Accordius now reports there is no sign of active infection at the facility, and families may be able to visit their loved ones soon.
On Monday morning, Jill Irby, administrator of Skyview Springs Rehab and Nursing Center in Luray, said the number of fatalities related to an outbreak discovered there on April 21 remains at 14. Irby confirmed that one resident who tested positive for COVID-19 also remains hospitalized at Winchester Medical Center. Those figures remain unchanged from Friday.
Longterm care facilities have accounted for more than half of the confirmed COVID-19 deaths in Virginia (470 of 812 deaths as of May 7), while only accounting for 14 percent of the overall reported cases statewide.
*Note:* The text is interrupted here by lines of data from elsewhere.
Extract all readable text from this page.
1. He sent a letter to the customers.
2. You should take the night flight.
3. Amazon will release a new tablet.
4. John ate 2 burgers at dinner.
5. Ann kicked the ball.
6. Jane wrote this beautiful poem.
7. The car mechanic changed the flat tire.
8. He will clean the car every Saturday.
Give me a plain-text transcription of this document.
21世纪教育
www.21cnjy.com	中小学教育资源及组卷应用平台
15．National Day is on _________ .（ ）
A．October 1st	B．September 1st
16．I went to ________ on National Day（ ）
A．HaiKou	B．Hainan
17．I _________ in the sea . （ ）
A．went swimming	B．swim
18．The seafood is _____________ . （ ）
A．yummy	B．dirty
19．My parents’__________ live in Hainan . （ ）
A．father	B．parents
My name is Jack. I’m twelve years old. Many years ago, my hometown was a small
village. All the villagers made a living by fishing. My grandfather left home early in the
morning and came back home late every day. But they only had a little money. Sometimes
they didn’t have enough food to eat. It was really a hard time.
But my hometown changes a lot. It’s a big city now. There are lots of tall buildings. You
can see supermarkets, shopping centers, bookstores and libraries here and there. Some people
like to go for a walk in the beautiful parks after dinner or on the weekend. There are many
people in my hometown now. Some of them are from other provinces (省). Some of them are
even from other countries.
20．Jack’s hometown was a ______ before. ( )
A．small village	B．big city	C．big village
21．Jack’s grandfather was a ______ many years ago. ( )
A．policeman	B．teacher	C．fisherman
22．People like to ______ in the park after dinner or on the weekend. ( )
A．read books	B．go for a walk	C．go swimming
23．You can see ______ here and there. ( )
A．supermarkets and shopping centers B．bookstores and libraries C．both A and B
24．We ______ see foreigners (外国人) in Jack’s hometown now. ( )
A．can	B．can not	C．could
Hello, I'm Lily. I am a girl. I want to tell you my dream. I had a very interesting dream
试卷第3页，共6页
These facilities have also been the site of 150 of the 260 reported outbreaks in Virginia.
Across the state 989 new cases of COVID-19 were reported on Monday (one-day increase) and 1,874 for the weekend (two days). While the daily increases in new cases across Virginia has leveled off over the last two weeks, there has been no clear sign of a decline.
It’s also harder to read the trend in new cases, since testing has ramped up considerably in recent weeks. Increased testing usually means an increase in reported cases.
Virginia has reported 25,070 cases of COVID-19 since March 7, and the cumulative total is still rising by nearly 1,000 cases per day. However, hospitalizations have recently climbed by less than 100 per day.
According to the Virginia Hospital and Healthcare Association, on Monday there were 1,504 patients hospitalized who are either confirmed to have COVID-19 or are awaiting test results. Among those, 362 are in intensive care and 194 are on ventilators.
The VHHA also reports that 3,273 people who were confirmed to have COVID-19 and were hospitalized, have been discharged.
The most positive news about Monday’s VDH report is that the daily fatalities related to the current pandemic are going down in Virginia. The state saw only 11 new COVID-19 deaths reported on Monday. There were 12 deaths reported Sunday, and 15 on Saturday.
The three days prior to that saw statewide deaths grow by 29, 56 and 43. Since the first COVID-19 fatality was reported in Virginia on March 14 — a total of 850 have died.